その精神力は並大抵ではなく、森監督が泣かせようとしても屈せず監督の方が折れたという逸話まである位です。
とことんまで芯がブレず一貫している彼女の新聞記者としての魅力を中心に考察していきましょう。
望月が注目される理由
望月記者は本作に限らず、現実世界でもとにかく注目される記者です。
そんな彼女に森達也は何故そこまで注目されるのかを終盤で問いました。
望月の人となりに目を向けながらその理由について考察していきましょう。
使命に真っ直ぐ
目立つ理由はシンプルに使命に真っ直ぐだからに他なりません。
望月は単に記者として取材を重ねていく中で見えてきた事実・真実を当事者に問うているだけです。

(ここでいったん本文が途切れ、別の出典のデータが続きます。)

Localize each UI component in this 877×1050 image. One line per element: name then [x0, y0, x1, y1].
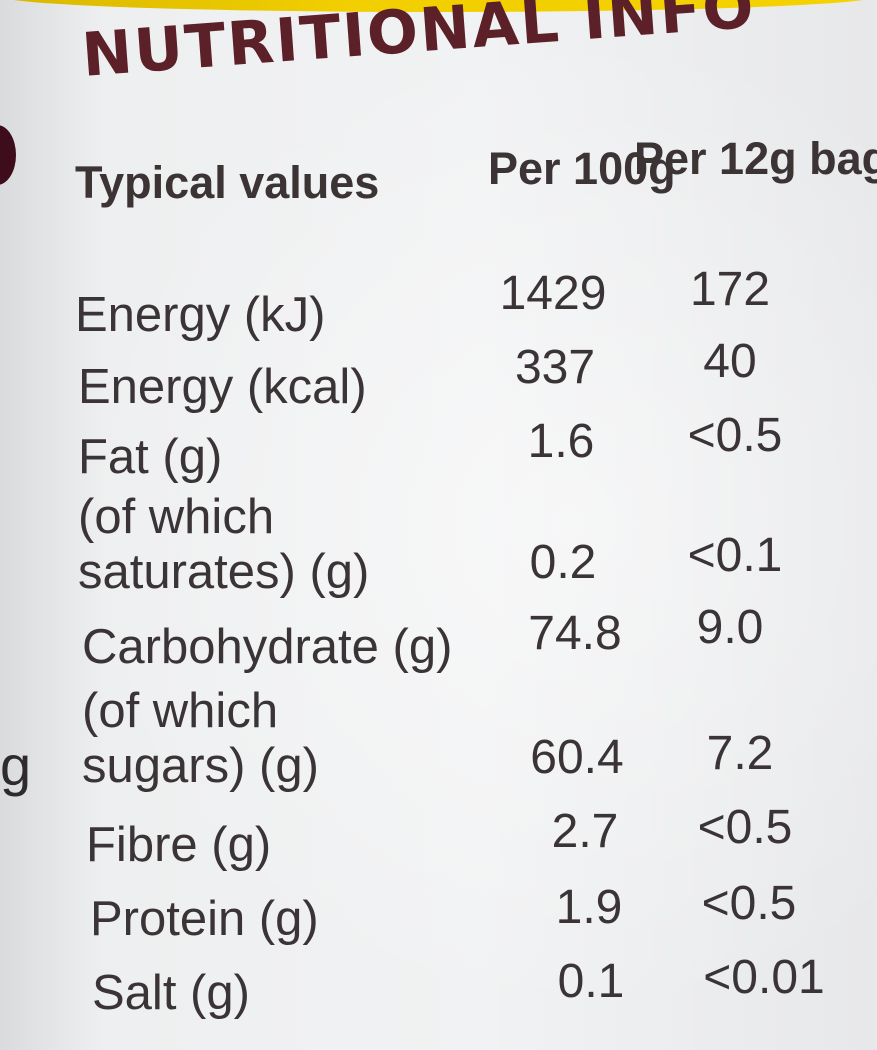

だから決して何か難しいことを考えている訳ではなく、素直に行動した結果でしかありません。
周りから見れば異端であっても、望月にとってはそれが当たり前なのです。
彼女の中には周りへの媚びだとか空気を読むとかいう日本人的な姿勢は良い意味でありません。
ただ仕事をしっかり全うすることだけが望月記者の中にあることではないでしょうか。
出る杭は打たれる
2つ目に望月のような出る杭は打たれてしまいがちだからです。
和を以て貴しとなす日本社会において、望月のような人は周囲から叩かれます。
実際に国民の殆どや国家権力にとっては望月など批判の対象でしかないでしょう。
しかし、そうした暗黙の了解で済まされている部分を彼女はどんどんはね除けていきます。
出る杭もとことんまで突き抜ければもう誰も手がつけられなくなるのです。
寧ろ周囲が異端である
森監督との対談でもお答えになっていましたが、望月にとって寧ろ周囲こそが異端だからです。